3. Try to start the 'vnuma' guest domain again (see 1.)
# virsh start --console avocado-vt-vm1
error: Failed to start domain avocado-vt-vm1
error: Invalid value '0-2,20-22' for 'cpuset.cpus': Invalid argument

4. Try to reonline the physical CPUs. 
# chcpu -e 8-31
# virsh start --console avocado-vt-vm1
error: Failed to start domain avocado-vt-vm1
error: Unable to write to '/sys/fs/cgroup/cpuset/machine.slice/machine-qemu\x2d1\x2davocado\x2dvt\x2dvm1.scope/vcpu0/cpuset.cpus': Permission denied

Comment 3 Murilo Opsfelder Araújo 2020-01-09 13:56:16 UTC

Is it possible to document this behaviour, as explained in comment 1, in the knowledge base?

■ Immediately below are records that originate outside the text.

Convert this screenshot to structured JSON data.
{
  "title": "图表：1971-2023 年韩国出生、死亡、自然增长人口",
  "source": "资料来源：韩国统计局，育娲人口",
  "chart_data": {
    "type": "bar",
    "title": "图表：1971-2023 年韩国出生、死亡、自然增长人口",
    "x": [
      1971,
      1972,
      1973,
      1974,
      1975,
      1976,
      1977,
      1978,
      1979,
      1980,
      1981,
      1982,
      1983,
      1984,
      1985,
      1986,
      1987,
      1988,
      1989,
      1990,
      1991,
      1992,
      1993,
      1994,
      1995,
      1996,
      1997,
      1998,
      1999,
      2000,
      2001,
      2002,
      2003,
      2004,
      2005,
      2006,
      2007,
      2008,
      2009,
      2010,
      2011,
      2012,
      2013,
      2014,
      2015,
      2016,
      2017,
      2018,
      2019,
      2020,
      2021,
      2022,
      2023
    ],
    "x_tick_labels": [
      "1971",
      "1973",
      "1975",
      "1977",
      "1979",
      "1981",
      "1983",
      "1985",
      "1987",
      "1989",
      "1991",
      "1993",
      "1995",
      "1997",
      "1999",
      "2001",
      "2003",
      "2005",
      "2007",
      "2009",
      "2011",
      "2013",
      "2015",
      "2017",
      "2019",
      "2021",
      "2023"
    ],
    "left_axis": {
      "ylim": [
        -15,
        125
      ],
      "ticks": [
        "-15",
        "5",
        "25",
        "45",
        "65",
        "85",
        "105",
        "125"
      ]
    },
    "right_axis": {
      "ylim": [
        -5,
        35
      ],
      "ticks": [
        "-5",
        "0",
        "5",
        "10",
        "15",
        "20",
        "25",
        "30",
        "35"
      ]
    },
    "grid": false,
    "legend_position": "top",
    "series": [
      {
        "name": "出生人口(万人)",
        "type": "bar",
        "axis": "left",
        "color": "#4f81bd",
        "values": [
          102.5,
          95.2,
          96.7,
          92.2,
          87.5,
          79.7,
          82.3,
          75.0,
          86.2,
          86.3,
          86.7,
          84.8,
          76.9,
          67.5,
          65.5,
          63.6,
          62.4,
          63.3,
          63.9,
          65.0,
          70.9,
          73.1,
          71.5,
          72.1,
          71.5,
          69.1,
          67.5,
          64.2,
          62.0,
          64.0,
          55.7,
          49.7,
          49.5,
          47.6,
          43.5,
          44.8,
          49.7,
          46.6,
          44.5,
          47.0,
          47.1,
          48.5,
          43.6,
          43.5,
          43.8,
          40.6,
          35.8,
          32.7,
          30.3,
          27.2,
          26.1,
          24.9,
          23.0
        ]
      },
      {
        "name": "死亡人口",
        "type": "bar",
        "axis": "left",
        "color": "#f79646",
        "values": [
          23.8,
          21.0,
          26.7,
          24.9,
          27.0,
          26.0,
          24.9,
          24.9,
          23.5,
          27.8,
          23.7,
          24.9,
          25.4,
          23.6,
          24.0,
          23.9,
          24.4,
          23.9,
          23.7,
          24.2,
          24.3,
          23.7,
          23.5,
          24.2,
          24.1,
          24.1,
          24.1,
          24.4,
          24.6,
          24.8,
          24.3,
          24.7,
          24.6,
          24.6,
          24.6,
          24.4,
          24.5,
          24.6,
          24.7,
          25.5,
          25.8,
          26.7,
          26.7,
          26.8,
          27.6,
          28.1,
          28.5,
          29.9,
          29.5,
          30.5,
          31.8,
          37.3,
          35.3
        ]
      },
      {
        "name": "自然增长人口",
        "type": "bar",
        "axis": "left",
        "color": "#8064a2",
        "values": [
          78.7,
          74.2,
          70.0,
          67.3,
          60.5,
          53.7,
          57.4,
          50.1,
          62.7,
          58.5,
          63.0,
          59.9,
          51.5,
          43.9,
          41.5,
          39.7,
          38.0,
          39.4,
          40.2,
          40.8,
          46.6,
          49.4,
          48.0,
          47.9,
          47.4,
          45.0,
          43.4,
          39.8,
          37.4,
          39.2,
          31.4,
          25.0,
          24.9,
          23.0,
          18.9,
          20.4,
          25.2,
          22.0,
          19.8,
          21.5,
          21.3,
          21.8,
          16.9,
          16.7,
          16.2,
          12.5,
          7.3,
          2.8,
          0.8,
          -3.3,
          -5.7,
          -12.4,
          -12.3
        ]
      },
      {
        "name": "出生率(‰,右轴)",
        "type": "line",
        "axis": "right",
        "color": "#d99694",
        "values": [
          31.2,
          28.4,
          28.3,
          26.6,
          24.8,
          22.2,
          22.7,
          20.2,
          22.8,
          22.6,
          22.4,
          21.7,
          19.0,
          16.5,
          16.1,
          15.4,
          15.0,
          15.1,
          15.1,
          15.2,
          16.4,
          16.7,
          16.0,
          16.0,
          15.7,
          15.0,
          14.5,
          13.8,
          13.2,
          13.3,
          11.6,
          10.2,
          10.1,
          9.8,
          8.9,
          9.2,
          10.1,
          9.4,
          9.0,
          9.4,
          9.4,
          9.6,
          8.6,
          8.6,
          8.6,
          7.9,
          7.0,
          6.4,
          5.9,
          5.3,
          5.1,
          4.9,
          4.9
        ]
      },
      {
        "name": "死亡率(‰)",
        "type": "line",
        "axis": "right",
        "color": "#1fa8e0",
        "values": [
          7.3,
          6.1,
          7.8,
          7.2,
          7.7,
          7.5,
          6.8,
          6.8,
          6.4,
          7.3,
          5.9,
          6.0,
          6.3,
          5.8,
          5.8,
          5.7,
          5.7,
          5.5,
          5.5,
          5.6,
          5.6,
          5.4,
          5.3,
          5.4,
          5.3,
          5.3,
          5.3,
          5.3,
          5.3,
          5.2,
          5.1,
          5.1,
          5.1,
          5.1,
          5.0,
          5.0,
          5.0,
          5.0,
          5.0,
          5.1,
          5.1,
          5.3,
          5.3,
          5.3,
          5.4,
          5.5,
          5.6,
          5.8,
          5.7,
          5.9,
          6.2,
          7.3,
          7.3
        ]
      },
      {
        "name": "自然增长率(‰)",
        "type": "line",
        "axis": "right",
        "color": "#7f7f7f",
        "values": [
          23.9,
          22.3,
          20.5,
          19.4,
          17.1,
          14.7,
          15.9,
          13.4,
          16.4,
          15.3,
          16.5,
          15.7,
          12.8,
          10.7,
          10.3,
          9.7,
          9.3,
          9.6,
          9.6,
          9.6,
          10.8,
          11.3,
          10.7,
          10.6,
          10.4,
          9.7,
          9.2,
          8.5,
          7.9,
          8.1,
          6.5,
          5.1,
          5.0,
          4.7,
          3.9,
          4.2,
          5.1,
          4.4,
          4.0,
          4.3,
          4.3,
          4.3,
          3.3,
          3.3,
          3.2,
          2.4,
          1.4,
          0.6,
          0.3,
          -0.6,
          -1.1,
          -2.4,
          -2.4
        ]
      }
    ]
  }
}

Comment 4 Daniel Berrangé 2020-11-03 12:55:29 UTC

Closing because there's nothing practical libvirt can do to fix this in cgroups v1, but  cgroups v2 should work correctly already. Since cgroups v2 is the recommended platform now this should increasingly become a non-issue for users.

Comment 5 Jeff Nelson 2021-06-03 23:41:46 UTC

Clearing old needinfo request. Please restore if you would like the question in comment 3 to be revisited.